Un vrai jeu d’enfant, François-Xavier Dillard (Fleuve noir)
Envie d’un bon page-turner pour sortir de la grisaille hivernale ? Alors pourquoi pas cette histoire à quatre voix d’un bon plan braquage qui tourne au pire des coups foireux…
Un bijoutier de la place Vendôme fait appel à une agence spécialisée pour un travail un peu particulier : il s’agit de convoyer aussi discrètement que possible des bijoux de grande valeur. L’astuce retenue est de recruter une étudiante qui ne paie pas de mine, de lui fourrer la précieuse marchandise dans un minable sac à dos et de la faire suivre par un garde du corps sensé veiller au grain.
Emma, jeune fille volubile et délurée, se retrouve donc au cœur de Paris avec quelques millions sur le dos et Joe le malabar sur ses semelles.
Mais il se trouve que la combine a été doublement éventée et qu’elle est tombée dans deux oreilles aussi intéressées l’une que l’autre bien que pour des motifs différents.
Un petit malfrat se frotte les mains et monte une fine équipe pour intercepter la fille au sac à dos et neutraliser son ombre protectrice. François, un ex-taulard en mal de réinsertion, est chargé de conduire le véhicule de l’opération.

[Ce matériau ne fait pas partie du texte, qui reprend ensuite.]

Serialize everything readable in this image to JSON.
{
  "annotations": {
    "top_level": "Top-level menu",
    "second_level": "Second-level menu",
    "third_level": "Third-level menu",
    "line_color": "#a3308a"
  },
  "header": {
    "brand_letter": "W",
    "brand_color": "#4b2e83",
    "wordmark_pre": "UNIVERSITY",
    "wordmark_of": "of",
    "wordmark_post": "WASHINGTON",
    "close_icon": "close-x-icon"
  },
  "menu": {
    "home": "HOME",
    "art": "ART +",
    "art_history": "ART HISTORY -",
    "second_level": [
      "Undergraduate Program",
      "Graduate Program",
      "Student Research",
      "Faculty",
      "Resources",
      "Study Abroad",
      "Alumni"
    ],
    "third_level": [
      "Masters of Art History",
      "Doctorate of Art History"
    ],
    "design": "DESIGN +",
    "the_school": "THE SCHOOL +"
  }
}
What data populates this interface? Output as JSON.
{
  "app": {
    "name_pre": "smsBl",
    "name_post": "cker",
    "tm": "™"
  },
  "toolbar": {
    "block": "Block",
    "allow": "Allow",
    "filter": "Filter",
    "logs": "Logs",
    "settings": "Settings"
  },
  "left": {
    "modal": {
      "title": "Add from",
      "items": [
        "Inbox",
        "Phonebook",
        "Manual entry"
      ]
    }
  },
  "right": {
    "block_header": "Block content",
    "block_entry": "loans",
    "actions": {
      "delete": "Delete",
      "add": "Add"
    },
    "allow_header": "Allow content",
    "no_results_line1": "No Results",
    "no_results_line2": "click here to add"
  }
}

Pas de chance pour nos braqueurs, la police est au courant de ce qui se trame. Marc, un inspecteur qui tente de sortir de son placard de fonctionnaire trop tiède, dirige une équipe devant intervenir au moment de l’enlèvement de l’étudiante et de son ange gardien.
Apparemment, rien de très compliqué. On n’a pas à affaire ni à Mesrine ni à la bande à Bonnot. Sauf que c’est sans compter sur la personnalité impulsive d’Emma et sur l’immense bêtise du comparse assigné à François, plus habile à jouer les coqs écervelés qu’à incarner le lascar de banlieue débrouillard et astucieux.
Tout ce petit monde se retrouve donc à l’heure dite, le jour dit, sur la place Vendôme, comme convenu, et le petit jeu du chat et de la souris commence, comme prévu. Jusqu’à ce qu’Emma oublie de tourner sept fois la langue dans sa bouche. Et là, c’est le début d’un enchaînement cauchemardesque. C’est le début de la fin…
















Commentaires
Et bien, c’est tout ce qu’il me faut pour passer un bon moment de lecture !
Merci mon amie !
Au plaisir !
Bonjour Richard ! Au fait, c’était quoi le résultat du « brain storming » que tu avais lancé sur le mot « page turner » ??? Pardon : « brain storming » ou « Stimulation collective des neurones » ?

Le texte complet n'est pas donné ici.